DocketNumber: 40,984
Citation Numbers: 331 P.2d 296, 183 Kan. 527, 1958 Kan. LEXIS 382
Judges: Wertz, Schroeder
Filed Date: 11/8/1958
Status: Precedential
Modified Date: 10/19/2024
dissenting: It is with regret that I must dissent from the holding of the majority. The notice of appeal in this case was properly drawn and addressed to all adverse parties and their attorneys. It gave notice to all of them that appellant was appealing from the orders of the probate court. The notice of appeal was timely served upon attorneys, who in fact, represented all adverse parties, and was so addressed to them. The attorneys accepted service but through an oversight on the part of the attorney for appellant, such acceptance omitted the names of Glenn Gibbs and his brother, James Gibbs. There is no doubt from the facts that the attorneys receiving the notice did represent Glenn and James, and would have signed the acceptance on their clients’ behalf if it had been so worded by the stenographer of appellant’s attorney before it was handed to them.
In this case we have a good notice of appeal actually served upon all parties and filed in the probate court as required by the statute G. S. 1949, 59-2405. The only fault was in the proof of the service which was actually made. This is the first time in which such a question has been before this court. The cases cited in the majority opinion all involve omission of parties from the notice of appeal and failures of actual service or in filing proper bond.
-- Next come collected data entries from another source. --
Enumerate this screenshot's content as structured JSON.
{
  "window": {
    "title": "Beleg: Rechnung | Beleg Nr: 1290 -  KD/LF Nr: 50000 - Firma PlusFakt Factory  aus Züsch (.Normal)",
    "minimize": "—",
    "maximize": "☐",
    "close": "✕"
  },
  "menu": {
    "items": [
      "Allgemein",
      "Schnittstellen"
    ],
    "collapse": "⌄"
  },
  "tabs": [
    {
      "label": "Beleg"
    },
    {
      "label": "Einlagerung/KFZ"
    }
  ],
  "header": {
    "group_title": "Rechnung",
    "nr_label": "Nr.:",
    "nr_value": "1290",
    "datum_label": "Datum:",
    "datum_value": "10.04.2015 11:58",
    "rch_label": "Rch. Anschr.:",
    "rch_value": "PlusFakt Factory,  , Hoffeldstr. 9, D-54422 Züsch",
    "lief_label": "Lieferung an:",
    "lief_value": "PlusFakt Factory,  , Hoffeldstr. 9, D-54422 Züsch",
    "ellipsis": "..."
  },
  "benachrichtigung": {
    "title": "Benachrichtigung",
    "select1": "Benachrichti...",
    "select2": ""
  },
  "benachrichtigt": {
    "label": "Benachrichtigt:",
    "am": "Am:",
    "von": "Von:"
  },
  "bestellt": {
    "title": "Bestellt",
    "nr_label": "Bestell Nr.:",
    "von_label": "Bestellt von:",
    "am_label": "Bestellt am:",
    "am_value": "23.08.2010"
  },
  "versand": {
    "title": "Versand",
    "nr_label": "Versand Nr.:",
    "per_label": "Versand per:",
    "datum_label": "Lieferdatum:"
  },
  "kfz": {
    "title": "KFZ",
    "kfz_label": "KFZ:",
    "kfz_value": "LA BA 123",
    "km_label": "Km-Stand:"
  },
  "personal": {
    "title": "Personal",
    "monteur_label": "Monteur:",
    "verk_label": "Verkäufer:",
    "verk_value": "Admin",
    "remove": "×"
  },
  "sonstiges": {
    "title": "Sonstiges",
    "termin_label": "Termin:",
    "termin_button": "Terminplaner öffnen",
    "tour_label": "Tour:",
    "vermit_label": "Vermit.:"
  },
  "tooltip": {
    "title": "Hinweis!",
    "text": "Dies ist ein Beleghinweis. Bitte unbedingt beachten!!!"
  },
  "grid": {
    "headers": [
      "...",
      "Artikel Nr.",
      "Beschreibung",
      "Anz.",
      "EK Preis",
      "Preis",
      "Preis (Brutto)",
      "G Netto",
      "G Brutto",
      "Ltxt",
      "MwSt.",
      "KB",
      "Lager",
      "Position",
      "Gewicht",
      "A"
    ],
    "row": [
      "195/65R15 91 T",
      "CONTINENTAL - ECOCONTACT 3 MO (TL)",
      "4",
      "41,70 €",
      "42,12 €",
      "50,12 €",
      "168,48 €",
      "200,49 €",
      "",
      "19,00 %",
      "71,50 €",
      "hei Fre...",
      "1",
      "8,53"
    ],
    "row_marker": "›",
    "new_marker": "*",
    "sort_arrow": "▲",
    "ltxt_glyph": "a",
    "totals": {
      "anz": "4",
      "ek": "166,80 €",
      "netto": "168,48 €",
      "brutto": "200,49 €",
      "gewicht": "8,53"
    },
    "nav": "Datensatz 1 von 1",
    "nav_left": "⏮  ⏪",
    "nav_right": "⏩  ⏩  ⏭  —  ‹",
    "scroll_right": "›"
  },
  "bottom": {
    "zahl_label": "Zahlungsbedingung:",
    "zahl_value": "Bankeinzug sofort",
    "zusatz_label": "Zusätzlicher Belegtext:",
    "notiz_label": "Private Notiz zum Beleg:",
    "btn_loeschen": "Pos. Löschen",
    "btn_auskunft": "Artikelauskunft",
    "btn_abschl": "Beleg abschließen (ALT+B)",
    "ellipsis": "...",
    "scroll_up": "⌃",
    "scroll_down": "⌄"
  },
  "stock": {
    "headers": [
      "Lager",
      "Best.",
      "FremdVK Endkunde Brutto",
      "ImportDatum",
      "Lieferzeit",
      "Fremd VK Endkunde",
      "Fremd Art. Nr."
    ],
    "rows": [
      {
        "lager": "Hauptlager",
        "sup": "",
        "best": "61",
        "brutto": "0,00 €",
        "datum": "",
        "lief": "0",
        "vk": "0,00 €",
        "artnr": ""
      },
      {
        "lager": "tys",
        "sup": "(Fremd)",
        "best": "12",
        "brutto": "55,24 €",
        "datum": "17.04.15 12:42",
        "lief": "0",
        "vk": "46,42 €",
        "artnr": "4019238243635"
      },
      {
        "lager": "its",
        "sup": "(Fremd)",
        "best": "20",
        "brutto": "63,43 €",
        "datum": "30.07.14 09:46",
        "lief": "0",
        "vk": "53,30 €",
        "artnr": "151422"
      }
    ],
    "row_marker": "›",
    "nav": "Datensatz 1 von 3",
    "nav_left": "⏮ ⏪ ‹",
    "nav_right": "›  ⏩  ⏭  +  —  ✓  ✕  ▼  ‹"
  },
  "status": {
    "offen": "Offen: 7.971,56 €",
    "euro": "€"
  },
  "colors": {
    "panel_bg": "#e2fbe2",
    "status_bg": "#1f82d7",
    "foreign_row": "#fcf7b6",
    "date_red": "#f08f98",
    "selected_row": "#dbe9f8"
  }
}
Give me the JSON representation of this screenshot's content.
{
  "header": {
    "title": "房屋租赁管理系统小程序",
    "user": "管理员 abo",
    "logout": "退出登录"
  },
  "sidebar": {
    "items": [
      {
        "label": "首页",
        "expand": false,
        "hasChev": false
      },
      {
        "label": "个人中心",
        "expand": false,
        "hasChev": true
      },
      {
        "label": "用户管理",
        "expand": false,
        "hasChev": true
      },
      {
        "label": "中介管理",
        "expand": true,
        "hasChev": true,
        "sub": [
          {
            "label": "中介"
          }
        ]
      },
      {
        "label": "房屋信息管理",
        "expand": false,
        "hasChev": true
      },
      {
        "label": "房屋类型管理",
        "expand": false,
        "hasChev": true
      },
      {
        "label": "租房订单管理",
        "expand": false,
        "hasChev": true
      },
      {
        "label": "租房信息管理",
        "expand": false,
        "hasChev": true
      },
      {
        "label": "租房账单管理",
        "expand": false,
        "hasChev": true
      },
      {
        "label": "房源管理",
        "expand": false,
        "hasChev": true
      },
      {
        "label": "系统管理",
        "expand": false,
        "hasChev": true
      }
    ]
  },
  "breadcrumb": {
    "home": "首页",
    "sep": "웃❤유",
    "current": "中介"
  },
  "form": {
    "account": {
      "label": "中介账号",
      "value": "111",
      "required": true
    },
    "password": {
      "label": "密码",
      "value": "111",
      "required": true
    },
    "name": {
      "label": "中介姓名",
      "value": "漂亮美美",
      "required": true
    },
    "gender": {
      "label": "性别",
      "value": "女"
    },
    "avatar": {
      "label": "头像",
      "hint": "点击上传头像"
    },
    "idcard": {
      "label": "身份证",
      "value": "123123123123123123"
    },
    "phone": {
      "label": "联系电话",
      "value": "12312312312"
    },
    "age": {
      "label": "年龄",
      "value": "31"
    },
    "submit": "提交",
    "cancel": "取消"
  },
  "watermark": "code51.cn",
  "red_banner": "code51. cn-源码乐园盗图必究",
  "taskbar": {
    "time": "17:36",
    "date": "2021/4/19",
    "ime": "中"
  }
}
It would seem that the district court would acquire jurisdiction of the appeal when proper service of a proper notice is in fact made and filed in the probate court together with a proper bond. It would seem that a mere typographical mistake in the proof of service could be cured by affidavit or amendment to make the record speak the truth when that mistake is discovered. If that is not to be the rule, the thud part of section 59-2405 becomes meaningless. This part of the statute reads:
“(3) Whenever a party in good faith gives due notice of appeal and omits through mistake to do any other act necessary to perfect the appeal, the district court may permit an amendment on such terms as may be just.”